Scrivendo un’email mi è tornato in mente Il principio del dolore di Adam Haslett. Lo comprai su consiglio di un estraneo. Il passato remoto non mi piace, però è obbligatorio quando si parla di accadimenti lontanissimi, posizionati in un vecchio quadro in cui ero come oggi non ammetterei neanche sotto tortura. Aspettavamo che ci facessero entrare. L’ospedale chiude le porte imponendo orari pure alla generosità e all’affetto. Io leggevo Ammaniti, se ricordo bene Fango. Lui fissava la copertina da una delle seggiole di plastica azzurre di fronte a me. È quello che faccio sempre anch’io quando vedo qualcuno che legge, sufficientemente vicino perché, nonostante la miopia in lento, ma inarrestabile aumento, abbia qualche possibilità di decifrare il titolo del libro fra le sue mani. Vesto l’eventuale incrocio di sguardi da pura casualità. Strizzo gli occhi e li punto sul titolo, o su una porzione della copertina che per colori e figure possa ricordarmi qualcosa. Non so cos’è che mi spinge a infilarmi nelle letture degli altri, forse il desiderio di possederle.
Mi aspettavo che non dicesse nulla e invece a un certo punto sento la sua voce che mi domanda: Hai letto Il principio del dolore di Adam Haslett? Alzo gli occhi dal libro e trovo i suoi che mi fissano. Aspetta una risposta da uno sconosciuto, il cui solo fatto di appartenere alla rara specie dei lettori lo avvicina. Io non solo non avevo letto Il principio del dolore, ma non avevo neppure mai sentito nominare Adam Haslett, così risposi: No, non lo conosco. Sul suo viso la tipica espressione delusa dell’entusiasmo che si impoverisce di energia. Mi rispose: Dovresti farlo, Adam Haslett è 100 Ammaniti e pure Eliot e un pizzico di Samuel Beckett. Al momento di entrare non mi preoccupai di salutarlo a dovere. Dentro la stanza mi dimenticai di lui e mai mi domandai perché si trovasse lì e per chi. Il mio amico stava bene. Mi ricordo che mi fece ridere tantissimo, nonostante i tubicini al braccio e quell’odore che fa dell’ospedale un luogo tristemente familiare.

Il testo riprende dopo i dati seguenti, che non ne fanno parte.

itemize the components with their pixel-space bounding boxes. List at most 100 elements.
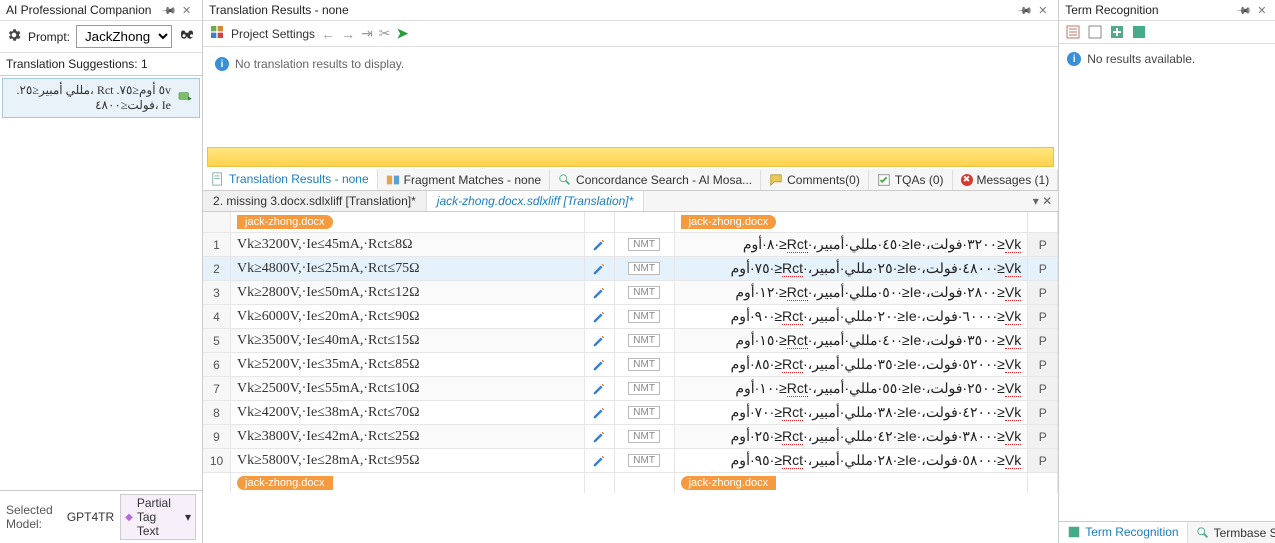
row-number[interactable]: 3 bbox=[203, 281, 231, 305]
source-cell[interactable]: Vk≥2500V,·Ie≤55mA,·Rct≤10Ω bbox=[231, 377, 585, 401]
doc-tab-menu[interactable]: ▾ ✕ bbox=[1027, 194, 1058, 208]
nmt-badge: NMT bbox=[615, 233, 675, 257]
pin-icon[interactable] bbox=[1237, 3, 1251, 17]
status-flag: P bbox=[1028, 233, 1058, 257]
edit-icon[interactable] bbox=[585, 233, 615, 257]
target-cell[interactable]: Vk≤٢٥٠٠·فولت،·Ie≤·٥٥·مللي·أمبير،·Rct≤·١٠… bbox=[675, 377, 1029, 401]
row-number[interactable]: 7 bbox=[203, 377, 231, 401]
project-settings-icon[interactable] bbox=[209, 24, 225, 43]
nmt-badge: NMT bbox=[615, 257, 675, 281]
source-cell[interactable]: Vk≥5800V,·Ie≤28mA,·Rct≤95Ω bbox=[231, 449, 585, 473]
error-icon: ✖ bbox=[961, 174, 973, 186]
target-cell[interactable]: Vk≤·٤٨٠٠·فولت،·Ie≤·٢٥·مللي·أمبير،·Rct≤·٧… bbox=[675, 257, 1029, 281]
tr-panel-header: Translation Results - none bbox=[203, 0, 1058, 21]
source-cell[interactable]: Vk≥2800V,·Ie≤50mA,·Rct≤12Ω bbox=[231, 281, 585, 305]
close-icon[interactable] bbox=[1038, 3, 1052, 17]
cut-icon[interactable]: ✂ bbox=[379, 25, 391, 42]
tab-label: Concordance Search - Al Mosa... bbox=[576, 173, 752, 187]
tab-label: TQAs (0) bbox=[895, 173, 944, 187]
tag-mode-select[interactable]: ◆ Partial Tag Text ▾ bbox=[120, 494, 196, 540]
target-cell[interactable]: Vk≤·٦٠٠٠·فولت،·Ie≤·٢٠·مللي·أمبير،·Rct≤·٩… bbox=[675, 305, 1029, 329]
edit-icon[interactable] bbox=[585, 305, 615, 329]
tab-concordance[interactable]: Concordance Search - Al Mosa... bbox=[550, 170, 761, 190]
add-term-icon[interactable] bbox=[1109, 24, 1125, 40]
row-number[interactable]: 10 bbox=[203, 449, 231, 473]
target-cell[interactable]: Vk≤٢٨٠٠·فولت،·Ie≤·٥٠·مللي·أمبير،·Rct≤·١٢… bbox=[675, 281, 1029, 305]
apply-icon[interactable]: ➤ bbox=[397, 25, 409, 42]
source-cell[interactable]: Vk≥5200V,·Ie≤35mA,·Rct≤85Ω bbox=[231, 353, 585, 377]
edit-icon[interactable] bbox=[585, 257, 615, 281]
gear-icon[interactable] bbox=[6, 27, 22, 46]
term-panel-title: Term Recognition bbox=[1065, 3, 1231, 17]
editor[interactable]: jack-zhong.docx jack-zhong.docx 1Vk≥3200… bbox=[203, 212, 1058, 543]
edit-icon[interactable] bbox=[585, 281, 615, 305]
chevron-down-icon: ▾ bbox=[185, 510, 191, 524]
term-tabstrip: Term Recognition Termbase Search bbox=[1059, 521, 1275, 543]
row-number[interactable]: 5 bbox=[203, 329, 231, 353]
settings-term-icon[interactable] bbox=[1131, 24, 1147, 40]
prev-icon[interactable]: ← bbox=[321, 26, 335, 42]
prompt-select[interactable]: JackZhong bbox=[76, 25, 172, 48]
tab-tqas[interactable]: TQAs (0) bbox=[869, 170, 953, 190]
edit-icon[interactable] bbox=[585, 377, 615, 401]
target-cell[interactable]: Vk≤·٥٢٠٠·فولت،·Ie≤·٣٥·مللي·أمبير،·Rct≤·٨… bbox=[675, 353, 1029, 377]
binoculars-icon[interactable] bbox=[178, 26, 196, 47]
target-cell[interactable]: Vk≤٣٥٠٠·فولت،·Ie≤·٤٠·مللي·أمبير،·Rct≤·١٥… bbox=[675, 329, 1029, 353]
goto-end-icon[interactable]: ⇥ bbox=[361, 25, 373, 42]
pin-icon[interactable] bbox=[1018, 3, 1032, 17]
target-cell[interactable]: Vk≤·٤٢٠٠·فولت،·Ie≤·٣٨·مللي·أمبير،·Rct≤·٧… bbox=[675, 401, 1029, 425]
close-icon[interactable] bbox=[1257, 3, 1271, 17]
termbase-icon[interactable] bbox=[1065, 24, 1081, 40]
source-cell[interactable]: Vk≥4200V,·Ie≤38mA,·Rct≤70Ω bbox=[231, 401, 585, 425]
tag-mode-label: Partial Tag Text bbox=[137, 496, 181, 538]
tab-comments[interactable]: Comments(0) bbox=[761, 170, 869, 190]
tr-body: i No translation results to display. bbox=[203, 47, 1058, 147]
edit-icon[interactable] bbox=[585, 425, 615, 449]
doc-tab-2[interactable]: jack-zhong.docx.sdlxliff [Translation]* bbox=[427, 191, 645, 211]
row-number[interactable]: 2 bbox=[203, 257, 231, 281]
apply-suggestion-icon[interactable] bbox=[177, 90, 193, 106]
term-panel: Term Recognition i No results available.… bbox=[1059, 0, 1275, 543]
row-number[interactable]: 4 bbox=[203, 305, 231, 329]
edit-icon[interactable] bbox=[585, 329, 615, 353]
doc-tab-1[interactable]: 2. missing 3.docx.sdlxliff [Translation]… bbox=[203, 191, 427, 211]
row-number[interactable]: 1 bbox=[203, 233, 231, 257]
row-number[interactable]: 9 bbox=[203, 425, 231, 449]
target-cell[interactable]: Vk≤·٣٨٠٠·فولت،·Ie≤·٤٢·مللي·أمبير،·Rct≤·٢… bbox=[675, 425, 1029, 449]
row-number[interactable]: 8 bbox=[203, 401, 231, 425]
tqa-icon bbox=[877, 173, 891, 187]
ai-suggestion-row[interactable]: ٥v أوم≤٧٥. Rct ،مللي أمبير≤٢٥. Ie ،فولت≤… bbox=[2, 78, 200, 118]
tab-label: Comments(0) bbox=[787, 173, 860, 187]
search-icon bbox=[1196, 526, 1210, 540]
status-flag: P bbox=[1028, 329, 1058, 353]
nmt-badge: NMT bbox=[615, 377, 675, 401]
target-crumb: jack-zhong.docx bbox=[681, 215, 777, 229]
row-number[interactable]: 6 bbox=[203, 353, 231, 377]
close-icon[interactable] bbox=[182, 3, 196, 17]
target-cell[interactable]: Vk≤٣٢٠٠·فولت،·Ie≤·٤٥·مللي·أمبير،·Rct≤·٨·… bbox=[675, 233, 1029, 257]
tab-termbase-search[interactable]: Termbase Search bbox=[1188, 522, 1275, 543]
tab-label: Fragment Matches - none bbox=[404, 173, 541, 187]
term-icon bbox=[1067, 525, 1081, 539]
next-icon[interactable]: → bbox=[341, 26, 355, 42]
source-cell[interactable]: Vk≥6000V,·Ie≤20mA,·Rct≤90Ω bbox=[231, 305, 585, 329]
project-settings-label[interactable]: Project Settings bbox=[231, 27, 315, 41]
tab-label: Translation Results - none bbox=[229, 172, 369, 186]
edit-icon[interactable] bbox=[585, 401, 615, 425]
source-cell[interactable]: Vk≥4800V,·Ie≤25mA,·Rct≤75Ω bbox=[231, 257, 585, 281]
tr-panel-title: Translation Results - none bbox=[209, 3, 1012, 17]
pin-icon[interactable] bbox=[162, 3, 176, 17]
edit-icon[interactable] bbox=[585, 449, 615, 473]
ai-panel-title: AI Professional Companion bbox=[6, 3, 156, 17]
view-term-icon[interactable] bbox=[1087, 24, 1103, 40]
tab-term-recognition[interactable]: Term Recognition bbox=[1059, 522, 1187, 543]
target-cell[interactable]: Vk≤·٥٨٠٠·فولت،·Ie≤·٢٨·مللي·أمبير،·Rct≤·٩… bbox=[675, 449, 1029, 473]
tab-fragment-matches[interactable]: Fragment Matches - none bbox=[378, 170, 550, 190]
tab-translation-results[interactable]: Translation Results - none bbox=[203, 169, 378, 190]
source-cell[interactable]: Vk≥3200V,·Ie≤45mA,·Rct≤8Ω bbox=[231, 233, 585, 257]
edit-icon[interactable] bbox=[585, 353, 615, 377]
source-cell[interactable]: Vk≥3800V,·Ie≤42mA,·Rct≤25Ω bbox=[231, 425, 585, 449]
source-cell[interactable]: Vk≥3500V,·Ie≤40mA,·Rct≤15Ω bbox=[231, 329, 585, 353]
tab-messages[interactable]: ✖ Messages (1) bbox=[953, 170, 1059, 190]
info-icon: i bbox=[215, 57, 229, 71]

L’Aquila è una città in cui capita di incontrare qualcuno anche 3 o 4 volte nel corso della stessa serata, eppure da allora non lo rividi più. Per me che non seguo quasi mai un consiglio, considero abbastanza straordinario l’essere uscito il giorno dopo apposta per andare in libreria a cercare Il principio del dolore. Si trattò di uno di quei particolari consigli che escono dall’altrui bocca, ma è come se fossero stati partoriti all’interno della tua mente. È là che continuava a ronzare questo titolo straordinario. Il principio del dolore, il momento esatto nel quale il dolore nasce, ma anche luogo del cuore dove resta al caldo e si nutre silenzioso fino alla maturità di esplodere. Si tratta di una raccolta di storie sul lutto, sulla vita che finisce, sulla follia, sull’infelicità senza colpa. I personaggi sono gente per bene, psichiatri, studenti, agenti immobiliari che all’improvviso si ritrovano in un tunnel buio e senza uscita. È così che succede. Il destino non guarda in faccia nessuno, nemmeno il portafogli o la posizione sociale che occupi. L’impotenza di fronte alla malattia fa da collante alle storie. L’impotenza che porta con sé il peso dello sconcerto dato da un interrogativo dilaniante proprio per la sua stessa semplicità: Perché è capitato a me, al mio equilibrio, alla mia salute mentale, alla mia felicità di frantumarsi a terra come una boccia di cristallo?
Tutte le storie conducono a uno stesso approdo, di fine, di buio. Non importa la strada, i tentativi per eludere il tempo, per salvarsi. Quello che mi ha colpito del linguaggio di Adam Haslett è la naturalezza con la quale elenca le eventualità del male che fa capolino in un momento quotidiano come 1000 altri prima di quel giorno, in una passeggiata sul lago, in cucina, sul divano del salotto, stesi su un prato, al supermercato. L’autore lo racconta senza imporsi la delicatezza che siamo certi o eravamo certi fosse necessaria nel narrare ferite che qualcuno ce le ha davvero da curare, con le quali abituarsi a convivere. Forse è proprio in questa verità d’espressione senza censura che sta il rispetto, in questo dire le cose come stanno attraverso un linguaggio essenziale, dolce e amarissimo. Il dolore strazia pur essendo contenitore di buonissimi sentimenti, e molto spesso sono proprio i buoni sentimenti a generarlo.
È un libro molto bello, che vi consiglio se non temete di farvi male stringendo nelle mani il dolore.